Se si dà uno sguardo ai dati dell’ultimo decennio, ci si rende conto del notevole progresso compiuto dal nostro paese, giacché la percentuale della raccolta differenziata è incrementata di più o meno 25 punti percentuali, con un progresso dal 35,3 al 58,1 percento. Se si guarda invece ai dati quantitativi dei rifiuti, ci si accorge che si è passati da 9,9 milioni di tonnellate di materie prime recuperate correttamente a ben 17,5 milioni, anche in questo caso un dato molto interessante. Il Sud si è distinto in questo trend positivo, considerando come vi sia stato nel 2018 un incremento del 4.2 percento per quanto riguarda la raccolta differenziata, con la Sicilia che si è posta al vertice per quanto riguarda la crescita della diffusione di questi comportamenti virtuosi.

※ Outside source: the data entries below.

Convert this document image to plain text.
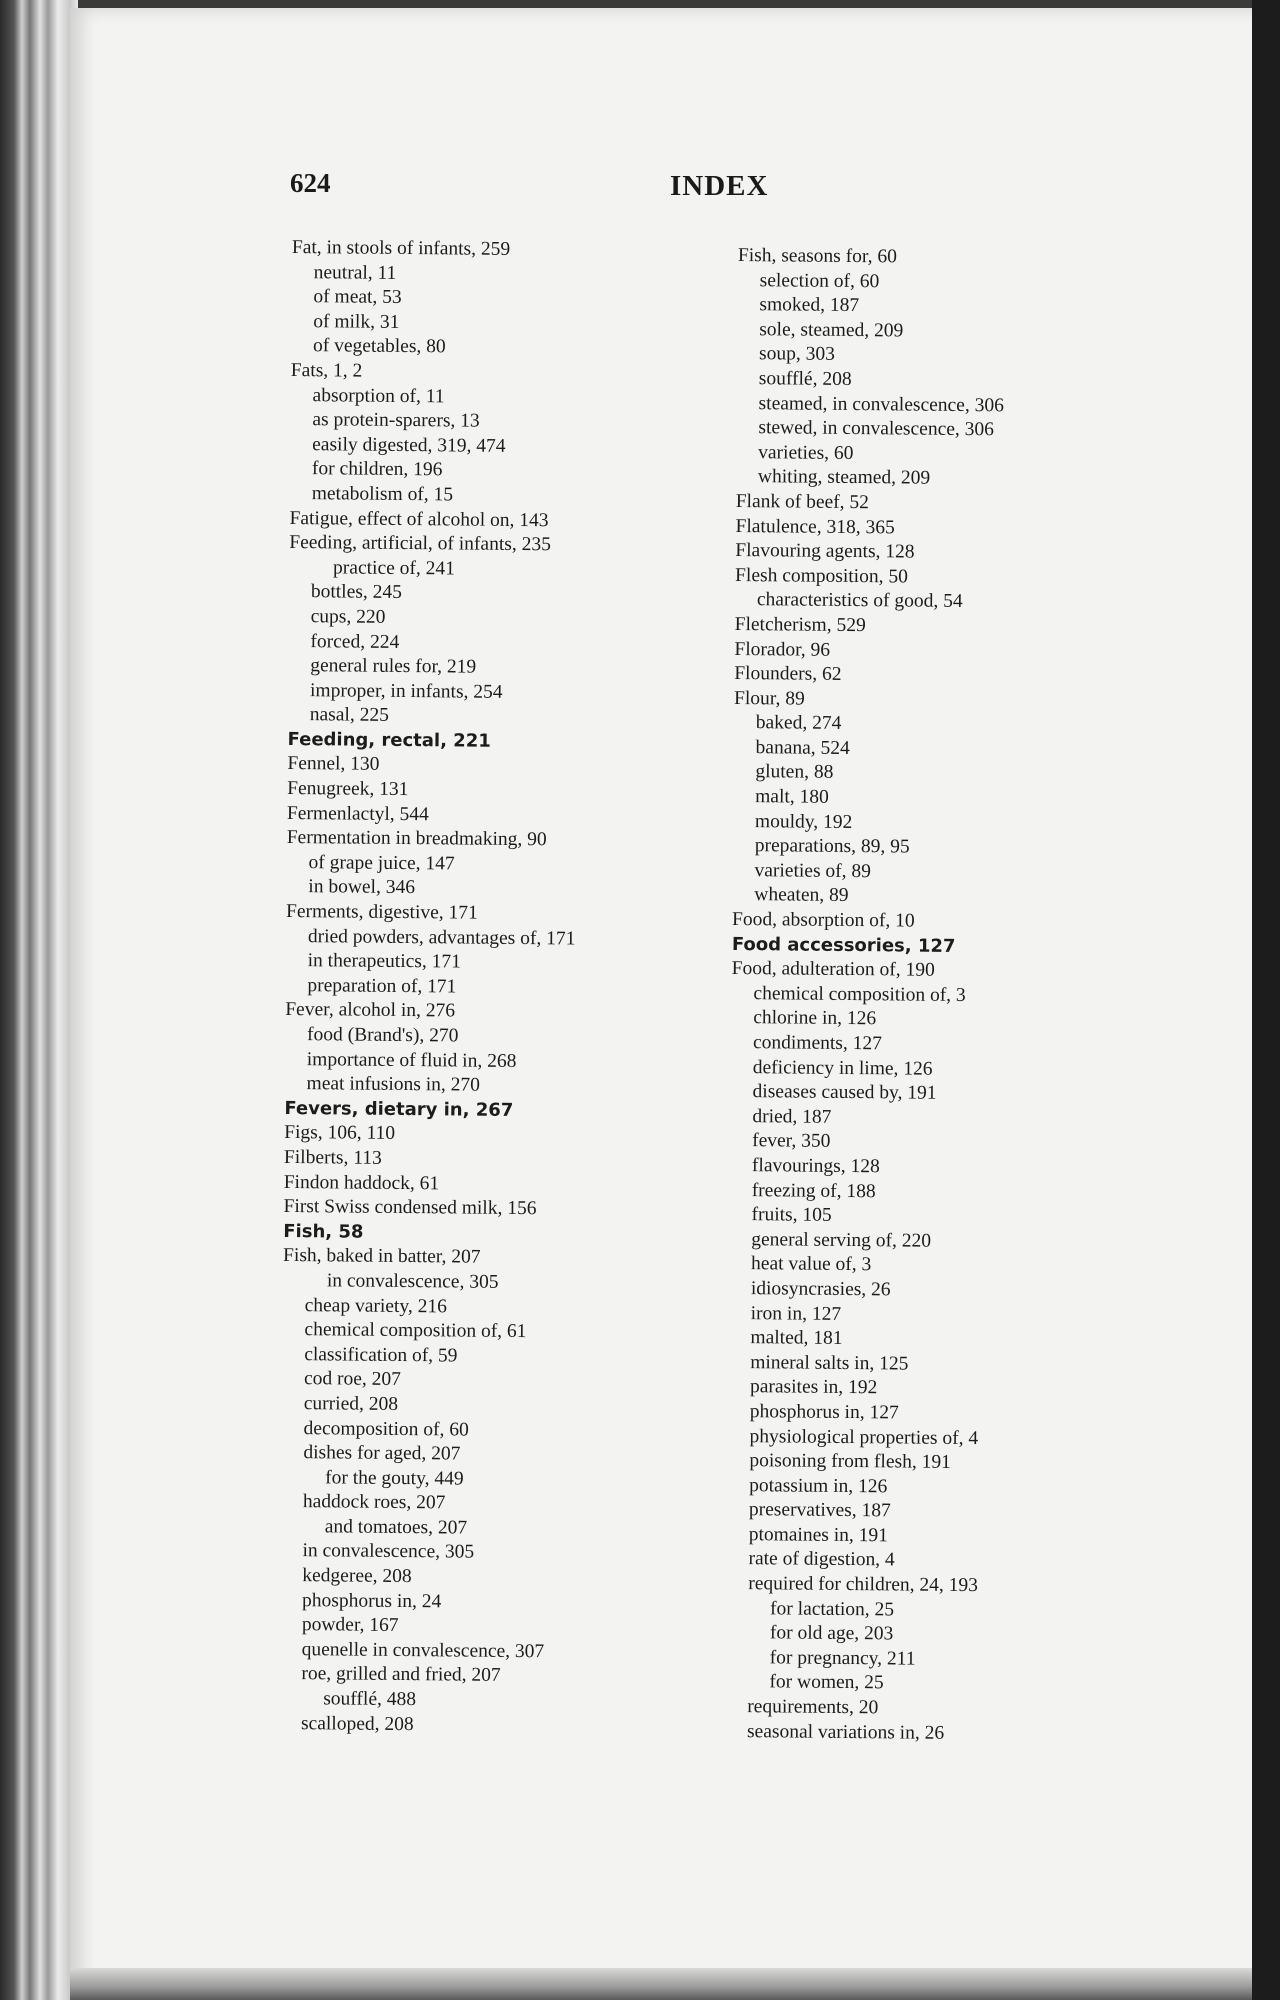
624	INDEX
Fat, in stools of infants, 259
neutral, 11
of meat, 53
of milk, 31
of vegetables, 80
Fats, 1, 2
absorption of, 11
as protein-sparers, 13
easily digested, 319, 474
for children, 196
metabolism of, 15
Fatigue, effect of alcohol on, 143
Feeding, artificial, of infants, 235
practice of, 241
bottles, 245
cups, 220
forced, 224
general rules for, 219
improper, in infants, 254
nasal, 225
Feeding, rectal, 221
Fennel, 130
Fenugreek, 131
Fermenlactyl, 544
Fermentation in breadmaking, 90
of grape juice, 147
in bowel, 346
Ferments, digestive, 171
dried powders, advantages of, 171
in therapeutics, 171
preparation of, 171
Fever, alcohol in, 276
food (Brand's), 270
importance of fluid in, 268
meat infusions in, 270
Fevers, dietary in, 267
Figs, 106, 110
Filberts, 113
Findon haddock, 61
First Swiss condensed milk, 156
Fish, 58
Fish, baked in batter, 207
in convalescence, 305
cheap variety, 216
chemical composition of, 61
classification of, 59
cod roe, 207
curried, 208
decomposition of, 60
dishes for aged, 207
for the gouty, 449
haddock roes, 207
and tomatoes, 207
in convalescence, 305
kedgeree, 208
phosphorus in, 24
powder, 167
quenelle in convalescence, 307
roe, grilled and fried, 207
soufflé, 488
scalloped, 208
Fish, seasons for, 60
selection of, 60
smoked, 187
sole, steamed, 209
soup, 303
soufflé, 208
steamed, in convalescence, 306
stewed, in convalescence, 306
varieties, 60
whiting, steamed, 209
Flank of beef, 52
Flatulence, 318, 365
Flavouring agents, 128
Flesh composition, 50
characteristics of good, 54
Fletcherism, 529
Florador, 96
Flounders, 62
Flour, 89
baked, 274
banana, 524
gluten, 88
malt, 180
mouldy, 192
preparations, 89, 95
varieties of, 89
wheaten, 89
Food, absorption of, 10
Food accessories, 127
Food, adulteration of, 190
chemical composition of, 3
chlorine in, 126
condiments, 127
deficiency in lime, 126
diseases caused by, 191
dried, 187
fever, 350
flavourings, 128
freezing of, 188
fruits, 105
general serving of, 220
heat value of, 3
idiosyncrasies, 26
iron in, 127
malted, 181
mineral salts in, 125
parasites in, 192
phosphorus in, 127
physiological properties of, 4
poisoning from flesh, 191
potassium in, 126
preservatives, 187
ptomaines in, 191
rate of digestion, 4
required for children, 24, 193
for lactation, 25
for old age, 203
for pregnancy, 211
for women, 25
requirements, 20
seasonal variations in, 26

La carta riciclata e gli imballaggi, fiore all’occhio della differenziata

In modo particolare, però, l’Italia fa molto bene per quanto riguarda il riciclo della carta e del cartone, considerando come il nostro paese occupi il terzo posto a livello europeo, con una quota di riciclo che raggiunge il 55 percento. Nel dettaglio, poi, è emerso come il comparto degli imballaggi sia quello più efficiente nella raccolta differenziata: in questo settore si è raggiunta la ragguardevole percentuale dell’80 percento, un dato che permette al nostro paese di porsi in evidenza a livello internazionale per quanto riguarda la valorizzazione di questi rifiuti.